Flashlights illuminate the darkness as three giggling girls bury a box full of their dreams, and promise to return ten years later to dig it up on prom night. They will be friends forever, they swear. But dreams change, and the girls drift apart. Lucy's life has been a life of convention, of rules, of studying. She hasn't had time for a boyfriend, for parties, for music, for friendship. She's still a virgin! [Horror!] Her friends Mimi and Kit have taken different paths in the road of life. Kit is the homecoming queen, and engaged to a high-profile boyfriend; she has all the clothes, friends, and partying anyone could want. Mimi is the local trailer park chick, pregnant, although she refuses to reveal who the father is.

 

The girls meet back up to dig up their box, and each realize that their dreams -- the things they promised one another they would do -- haven't come true. Lucy left an image of her mother, who abandoned her and her father when she was a child. She resolved one day to find her. Mimi left a globe, because she wanted to see the world. And Kit's memory is her bridal Barbie, signifying that she wants to get married.
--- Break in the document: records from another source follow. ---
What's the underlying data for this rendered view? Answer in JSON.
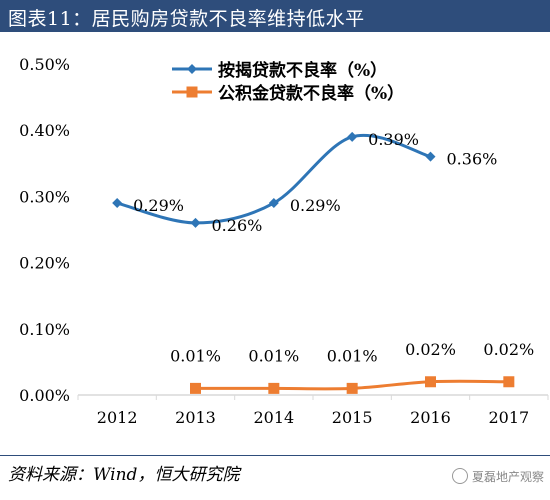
{
  "header": {
    "title": "图表11：居民购房贷款不良率维持低水平"
  },
  "footer": {
    "source": "资料来源：Wind，恒大研究院",
    "watermark": "夏磊地产观察"
  },
  "chart_data": {
    "type": "line",
    "title": "",
    "x": [
      "2012",
      "2013",
      "2014",
      "2015",
      "2016",
      "2017"
    ],
    "ylim": [
      0,
      0.5
    ],
    "y_ticks": [
      0.0,
      0.1,
      0.2,
      0.3,
      0.4,
      0.5
    ],
    "y_tick_labels": [
      "0.00%",
      "0.10%",
      "0.20%",
      "0.30%",
      "0.40%",
      "0.50%"
    ],
    "grid": false,
    "legend_position": "top-center",
    "series": [
      {
        "name": "按揭贷款不良率（%）",
        "color": "#2e75b6",
        "marker": "diamond",
        "smooth": true,
        "values": [
          0.29,
          0.26,
          0.29,
          0.39,
          0.36,
          null
        ],
        "labels": [
          "0.29%",
          "0.26%",
          "0.29%",
          "0.39%",
          "0.36%",
          null
        ]
      },
      {
        "name": "公积金贷款不良率（%）",
        "color": "#ed7d31",
        "marker": "square",
        "smooth": true,
        "values": [
          null,
          0.01,
          0.01,
          0.01,
          0.02,
          0.02
        ],
        "labels": [
          null,
          "0.01%",
          "0.01%",
          "0.01%",
          "0.02%",
          "0.02%"
        ]
      }
    ]
  }
}
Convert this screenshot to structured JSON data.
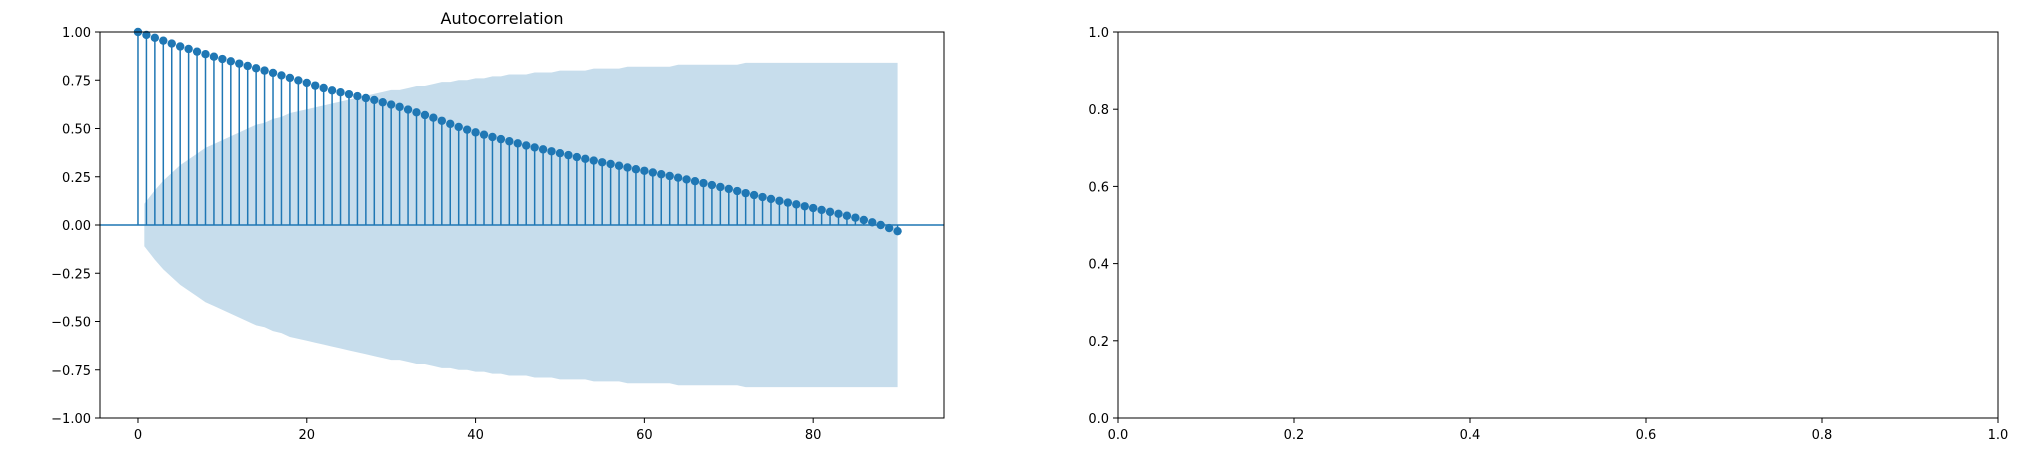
{
  "colors": {
    "series": "#1f77b4",
    "confidence_band": "#1f77b4",
    "axes": "#000000",
    "background": "#ffffff"
  },
  "chart_data": [
    {
      "type": "stem",
      "title": "Autocorrelation",
      "xlabel": "",
      "ylabel": "",
      "xlim": [
        -4.5,
        95.5
      ],
      "ylim": [
        -1.0,
        1.0
      ],
      "xticks": [
        0,
        20,
        40,
        60,
        80
      ],
      "xtick_labels": [
        "0",
        "20",
        "40",
        "60",
        "80"
      ],
      "yticks": [
        -1.0,
        -0.75,
        -0.5,
        -0.25,
        0.0,
        0.25,
        0.5,
        0.75,
        1.0
      ],
      "ytick_labels": [
        "−1.00",
        "−0.75",
        "−0.50",
        "−0.25",
        "0.00",
        "0.25",
        "0.50",
        "0.75",
        "1.00"
      ],
      "grid": false,
      "lags": [
        0,
        1,
        2,
        3,
        4,
        5,
        6,
        7,
        8,
        9,
        10,
        11,
        12,
        13,
        14,
        15,
        16,
        17,
        18,
        19,
        20,
        21,
        22,
        23,
        24,
        25,
        26,
        27,
        28,
        29,
        30,
        31,
        32,
        33,
        34,
        35,
        36,
        37,
        38,
        39,
        40,
        41,
        42,
        43,
        44,
        45,
        46,
        47,
        48,
        49,
        50,
        51,
        52,
        53,
        54,
        55,
        56,
        57,
        58,
        59,
        60,
        61,
        62,
        63,
        64,
        65,
        66,
        67,
        68,
        69,
        70,
        71,
        72,
        73,
        74,
        75,
        76,
        77,
        78,
        79,
        80,
        81,
        82,
        83,
        84,
        85,
        86,
        87,
        88,
        89,
        90
      ],
      "values": [
        1.0,
        0.985,
        0.97,
        0.955,
        0.94,
        0.925,
        0.912,
        0.898,
        0.885,
        0.872,
        0.86,
        0.848,
        0.836,
        0.824,
        0.812,
        0.8,
        0.788,
        0.775,
        0.762,
        0.749,
        0.736,
        0.722,
        0.71,
        0.698,
        0.688,
        0.678,
        0.668,
        0.658,
        0.648,
        0.636,
        0.624,
        0.612,
        0.598,
        0.584,
        0.57,
        0.556,
        0.54,
        0.524,
        0.508,
        0.494,
        0.48,
        0.468,
        0.456,
        0.445,
        0.434,
        0.423,
        0.412,
        0.402,
        0.392,
        0.382,
        0.372,
        0.362,
        0.352,
        0.343,
        0.334,
        0.325,
        0.316,
        0.307,
        0.298,
        0.289,
        0.281,
        0.272,
        0.263,
        0.254,
        0.245,
        0.236,
        0.227,
        0.217,
        0.207,
        0.197,
        0.187,
        0.176,
        0.165,
        0.155,
        0.145,
        0.135,
        0.125,
        0.116,
        0.107,
        0.097,
        0.088,
        0.078,
        0.068,
        0.058,
        0.048,
        0.038,
        0.026,
        0.014,
        0.0,
        -0.016,
        -0.032
      ],
      "confidence_upper": [
        0.0,
        0.11,
        0.18,
        0.23,
        0.27,
        0.31,
        0.34,
        0.37,
        0.4,
        0.42,
        0.44,
        0.46,
        0.48,
        0.5,
        0.52,
        0.53,
        0.55,
        0.56,
        0.58,
        0.59,
        0.6,
        0.61,
        0.62,
        0.63,
        0.64,
        0.65,
        0.66,
        0.67,
        0.68,
        0.69,
        0.7,
        0.7,
        0.71,
        0.72,
        0.72,
        0.73,
        0.74,
        0.74,
        0.75,
        0.75,
        0.76,
        0.76,
        0.77,
        0.77,
        0.78,
        0.78,
        0.78,
        0.79,
        0.79,
        0.79,
        0.8,
        0.8,
        0.8,
        0.8,
        0.81,
        0.81,
        0.81,
        0.81,
        0.82,
        0.82,
        0.82,
        0.82,
        0.82,
        0.82,
        0.83,
        0.83,
        0.83,
        0.83,
        0.83,
        0.83,
        0.83,
        0.83,
        0.84,
        0.84,
        0.84,
        0.84,
        0.84,
        0.84,
        0.84,
        0.84,
        0.84,
        0.84,
        0.84,
        0.84,
        0.84,
        0.84,
        0.84,
        0.84,
        0.84,
        0.84,
        0.84
      ]
    },
    {
      "type": "empty",
      "title": "",
      "xlabel": "",
      "ylabel": "",
      "xlim": [
        0.0,
        1.0
      ],
      "ylim": [
        0.0,
        1.0
      ],
      "xticks": [
        0.0,
        0.2,
        0.4,
        0.6,
        0.8,
        1.0
      ],
      "xtick_labels": [
        "0.0",
        "0.2",
        "0.4",
        "0.6",
        "0.8",
        "1.0"
      ],
      "yticks": [
        0.0,
        0.2,
        0.4,
        0.6,
        0.8,
        1.0
      ],
      "ytick_labels": [
        "0.0",
        "0.2",
        "0.4",
        "0.6",
        "0.8",
        "1.0"
      ],
      "grid": false
    }
  ]
}
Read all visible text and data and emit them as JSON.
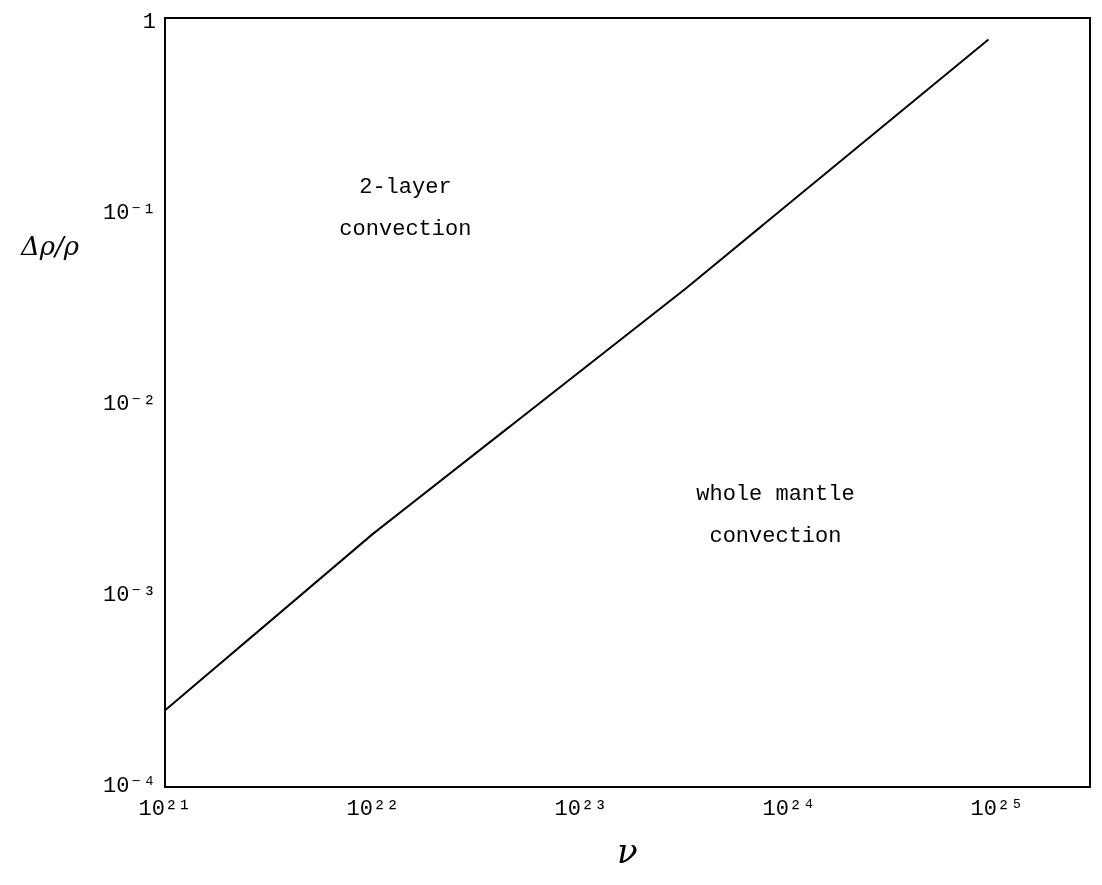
{
  "chart_data": {
    "type": "line",
    "xlabel": "ν",
    "ylabel": "Δρ/ρ",
    "log": "xy",
    "x": [
      1e+21,
      1e+22,
      3.16e+23,
      9.1e+24
    ],
    "series": [
      {
        "color": "#000000",
        "values": [
          0.00025,
          0.0021,
          0.04,
          0.81
        ]
      }
    ],
    "xlim": [
      1e+21,
      2.8e+25
    ],
    "xticks": [
      {
        "value": 1e+21,
        "label": "10²¹"
      },
      {
        "value": 1e+22,
        "label": "10²²"
      },
      {
        "value": 1e+23,
        "label": "10²³"
      },
      {
        "value": 1e+24,
        "label": "10²⁴"
      },
      {
        "value": 1e+25,
        "label": "10²⁵"
      }
    ],
    "ylim": [
      0.0001,
      1.05
    ],
    "yticks": [
      {
        "value": 0.0001,
        "label": "10⁻⁴"
      },
      {
        "value": 0.001,
        "label": "10⁻³"
      },
      {
        "value": 0.01,
        "label": "10⁻²"
      },
      {
        "value": 0.1,
        "label": "10⁻¹"
      },
      1
    ],
    "annotations": [
      "2-layer\nconvection",
      "whole mantle\nconvection"
    ],
    "grid": false,
    "legend": false,
    "marker": "none",
    "line_style": "solid"
  }
}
It looks like only her dream is coming true... or is it? Her boyfriend, currently at college in California, doesn't seem all that interested in coming to visit her over the summer. Mimi decides that her dream IS going to come true, and catches a ride with Ben, an unknown guy from school, to California. At the last minute, her two former friends decide to come along, but it's going to be a bumpy ride.

 

These girls haven't gotten along since sixth grade. And they learn along the way that their driver has been in jail... possibly for murder! The threesome set out with barely any money, little expectations, not even a map to guide them. And somehow they find romance, friendship, and California without any major downfalls... unfortunately, it's what happens THERE that brings the tragedy into this happy gathering. Friendship is root of the film but even the good lessons are overshadowed by poor examples of growing up. Stupid choices, happy endings. Doesn't happen in real life -- but the film also manages to show the pitfalls of growing up.

 

I really liked the way the girls became friends again, after all that time apart. It proves that you don't need things in common to remain friends. It has several bittersweet turns, as the girls realize their dreams aren't all they thought them to be. I will warn you -- there may be spoilers in the next paragraph. Ben didn't do jail time for killing someone; it was an act of kindness wrongly persecuted by a cruel stepfather that landed him in the local pokey. Mimi insists on keeping her baby, which is the production of date rape, rather than aborting it, which is a nice change. Lucy realizes that the important thing in life is the family who stays and cares for you, rather than the mom who ran away.

 

Too bad problematic content intrudes. Lucy and her lab partner plan to have sex in the early part of the film; they go to a hotel room and romp half-dressed for awhile to suggestive music before she decides against it. (She is shown in a lacy bra and panties.) She's dancing in her underwear in the opening credits; the girls dance suggestively in low-cut tops and high-cut shorts at a bar to earn money; a guy comes on to Lucy on the dance floor. Innuendo, discussions on certain private parts of the anatomy, a guy staying in a girl's hotel room, and implied sex fill out the rest of the bad content, along with heavy drinking and some profanity. 

 

Overall, the soundtrack is great -- some of Britney's best known songs intrude, along with country singers and even NSync (a tribute, no doubt, to then-boyfriend Justin Timberlake). Crossroads isn't as bad as Glitter, and Britney isn't as bad of an actress as most would have you think. The bottom line is the 60's message all over again: "If it feels good, do it!" The problem with that policy is and always will be that actions have consequences. Britney has so much influence over teen girls but she's chosen to once again sell herself short.